Monsieur le président, monsieur le ministre, mes chers collègues, nous voici parvenus au terme de ce débat. La qualité des interventions témoigne que nous sommes aujourd'hui prêts à aller plus loin dans le contrôle de l’application des lois et qu’il s’agit d’un véritable enjeu. Probablement, le souci particulier que nous accordons à cette mission était déjà dans les gènes du Sénat depuis quarante ans. Depuis quinze ans, les gouvernements successifs ont cherché à donner un élan en ce sens ; depuis le gouvernement de Lionel Jospin, les directives, notamment avec le Secrétariat général du gouvernement, le SGG, étaient nombreuses et précises.
Confier aux parlementaires le pouvoir de légiférer sans leur donner celui d'exercer de manière suffisante le contrôle de l’application des lois se révèle une particularité française et a une conséquence directe : une loi sur deux ne s'applique pas dans des délais raisonnables.
Sur le terrain, nos concitoyens ressentent souvent cette situation douloureusement. Ils considèrent alors que, dans nos hémicycles, nous parlons beaucoup, sans que cela ait toujours de traduction concrète. Or les forces qui alimentent l’antiparlementarisme se sont toujours nourries de ces appréciations.
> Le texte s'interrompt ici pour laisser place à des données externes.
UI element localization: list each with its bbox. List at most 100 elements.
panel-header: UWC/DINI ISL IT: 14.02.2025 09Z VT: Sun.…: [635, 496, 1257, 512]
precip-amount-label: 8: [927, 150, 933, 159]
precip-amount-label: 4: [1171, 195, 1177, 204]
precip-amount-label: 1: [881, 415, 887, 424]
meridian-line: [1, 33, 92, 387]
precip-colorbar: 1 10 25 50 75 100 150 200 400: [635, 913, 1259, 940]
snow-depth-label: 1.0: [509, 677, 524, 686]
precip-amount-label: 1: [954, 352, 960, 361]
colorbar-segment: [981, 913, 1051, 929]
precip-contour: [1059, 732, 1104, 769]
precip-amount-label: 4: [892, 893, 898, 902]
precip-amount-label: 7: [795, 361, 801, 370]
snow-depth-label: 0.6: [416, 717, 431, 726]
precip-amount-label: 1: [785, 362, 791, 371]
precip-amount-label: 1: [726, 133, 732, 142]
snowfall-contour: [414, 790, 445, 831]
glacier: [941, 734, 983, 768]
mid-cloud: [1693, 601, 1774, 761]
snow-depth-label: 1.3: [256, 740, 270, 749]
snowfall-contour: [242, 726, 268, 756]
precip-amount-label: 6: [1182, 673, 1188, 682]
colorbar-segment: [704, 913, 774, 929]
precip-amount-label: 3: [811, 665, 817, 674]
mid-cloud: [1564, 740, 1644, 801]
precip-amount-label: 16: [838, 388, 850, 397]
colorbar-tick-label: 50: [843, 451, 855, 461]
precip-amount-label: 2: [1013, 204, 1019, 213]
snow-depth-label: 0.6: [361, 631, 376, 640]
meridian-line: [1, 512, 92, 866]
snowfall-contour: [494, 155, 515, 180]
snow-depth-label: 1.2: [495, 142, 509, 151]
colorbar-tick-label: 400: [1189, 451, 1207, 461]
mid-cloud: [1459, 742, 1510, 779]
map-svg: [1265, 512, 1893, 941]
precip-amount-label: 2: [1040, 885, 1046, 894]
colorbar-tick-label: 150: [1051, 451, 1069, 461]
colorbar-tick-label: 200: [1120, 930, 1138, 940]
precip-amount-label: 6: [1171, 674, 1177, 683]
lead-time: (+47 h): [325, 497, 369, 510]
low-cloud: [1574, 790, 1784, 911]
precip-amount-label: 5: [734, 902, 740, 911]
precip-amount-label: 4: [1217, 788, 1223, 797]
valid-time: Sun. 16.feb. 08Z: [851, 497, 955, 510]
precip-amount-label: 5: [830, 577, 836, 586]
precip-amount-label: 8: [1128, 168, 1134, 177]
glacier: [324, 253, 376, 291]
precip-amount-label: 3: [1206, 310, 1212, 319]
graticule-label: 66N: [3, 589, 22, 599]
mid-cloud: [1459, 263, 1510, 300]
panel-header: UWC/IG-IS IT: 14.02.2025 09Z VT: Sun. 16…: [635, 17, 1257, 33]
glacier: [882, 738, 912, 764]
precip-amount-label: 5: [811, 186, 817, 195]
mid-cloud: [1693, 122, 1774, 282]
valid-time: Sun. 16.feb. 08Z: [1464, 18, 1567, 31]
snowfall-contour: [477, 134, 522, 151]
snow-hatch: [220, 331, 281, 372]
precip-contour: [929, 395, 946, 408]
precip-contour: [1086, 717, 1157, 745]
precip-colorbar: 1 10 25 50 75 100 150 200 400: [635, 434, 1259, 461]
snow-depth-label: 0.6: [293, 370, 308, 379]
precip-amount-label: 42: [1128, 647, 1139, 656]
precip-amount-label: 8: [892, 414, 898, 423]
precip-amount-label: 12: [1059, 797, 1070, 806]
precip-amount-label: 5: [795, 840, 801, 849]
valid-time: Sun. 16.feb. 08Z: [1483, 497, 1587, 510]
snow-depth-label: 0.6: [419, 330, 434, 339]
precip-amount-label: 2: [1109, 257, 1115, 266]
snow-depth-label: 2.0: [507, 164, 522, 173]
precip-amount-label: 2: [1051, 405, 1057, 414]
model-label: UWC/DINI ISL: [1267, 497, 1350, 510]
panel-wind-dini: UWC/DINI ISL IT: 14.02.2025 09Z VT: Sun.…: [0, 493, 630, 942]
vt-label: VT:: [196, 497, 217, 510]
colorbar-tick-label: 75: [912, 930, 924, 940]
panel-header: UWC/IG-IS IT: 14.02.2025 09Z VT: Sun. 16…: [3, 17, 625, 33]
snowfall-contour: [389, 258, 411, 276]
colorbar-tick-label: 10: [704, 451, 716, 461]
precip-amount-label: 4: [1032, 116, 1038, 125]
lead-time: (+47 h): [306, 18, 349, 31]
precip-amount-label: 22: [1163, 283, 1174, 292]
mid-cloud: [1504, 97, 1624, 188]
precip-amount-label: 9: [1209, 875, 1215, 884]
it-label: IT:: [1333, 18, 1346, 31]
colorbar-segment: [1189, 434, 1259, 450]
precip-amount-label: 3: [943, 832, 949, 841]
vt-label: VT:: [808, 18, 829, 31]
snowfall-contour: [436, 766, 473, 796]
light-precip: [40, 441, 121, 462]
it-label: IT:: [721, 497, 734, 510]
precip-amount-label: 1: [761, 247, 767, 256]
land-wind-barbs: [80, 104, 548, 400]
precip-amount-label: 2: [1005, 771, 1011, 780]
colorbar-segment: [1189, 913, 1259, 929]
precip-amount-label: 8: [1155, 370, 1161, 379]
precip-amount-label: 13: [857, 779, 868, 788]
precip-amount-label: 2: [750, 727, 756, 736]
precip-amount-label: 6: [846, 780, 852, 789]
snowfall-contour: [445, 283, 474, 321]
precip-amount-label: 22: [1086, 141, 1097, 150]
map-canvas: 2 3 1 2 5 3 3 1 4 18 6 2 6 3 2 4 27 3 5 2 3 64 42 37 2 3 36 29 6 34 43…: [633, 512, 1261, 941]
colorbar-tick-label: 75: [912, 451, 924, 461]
S’il en est ainsi, c’est aussi parce que, sous la Ve République, l’exécutif détient un pouvoir exorbitant et qu'une certaine lecture de la Constitution a permis que seul le pouvoir réglementaire donne aux lois une réalité tangible. Cela explique sans doute que le Parlement se soit senti limité, voire se soit autolimité dans son pouvoir de contrôle. C’en est désormais fini. Tous les parlementaires, quelle que soit leur appartenance politique, ont désormais conscience qu’il faut aller plus loin.
C'est la nouvelle gouvernance voulue par le président du Sénat, M. Jean-Pierre Bel, qui a permis ce nouvel élan. Ce n'est pas le président Gérard Larcher. Certes, monsieur Louis Nègre, la création de la commission de contrôle de l’application des lois a été permise par la révision constitutionnelle, mais il aurait été possible de le faire au Sénat depuis trois ans !
Le débat d’aujourd'hui montre que nous sommes prêts à exercer cette nouvelle mission et que nous avons choisi de saisir cette opportunité.
M. Hyest a souligné le paradoxe qu’il y aurait pour nous, qui nous opposons au Gouvernement, à réclamer l’application des lois que nous avons combattues. Je citerai cette formule d'un président américain peu connu, Ulysses S. Grant : « Je ne connais pas de meilleure méthode pour faire annuler les mauvaises lois que de les mettre rigoureusement à exécution. » Il s’agit d’une boutade. Cependant, même si nous dénonçons les lois dont le Gouvernement a eu l’initiative, nous considérons, par principe, que leur application est nécessaire, pour que notre démocratie ait un sens et soit renforcée aux yeux de nos concitoyens. D’autant que, au sein des lois ne nous satisfaisant pas, ce sont souvent les meilleures dispositions qui rencontrent des difficultés d'application.
C’est pourquoi, afin que le prochain rapport de la commission sénatoriale apporte des éléments d’analyse à la fois quantitatifs et qualitatifs, nous avons choisi de nous pencher sur des lois précises.
Ainsi, la loi handicap de 2005 fera l'objet d'un examen minutieux. En effet, non seulement le nombre d’enfants handicapés scolarisés prévu par cette loi n’est pas respecté, mais le nombre antérieur est en régression, car les moyens déployés diminuent chaque année et ne permettent pas que ce droit puisse s’exercer.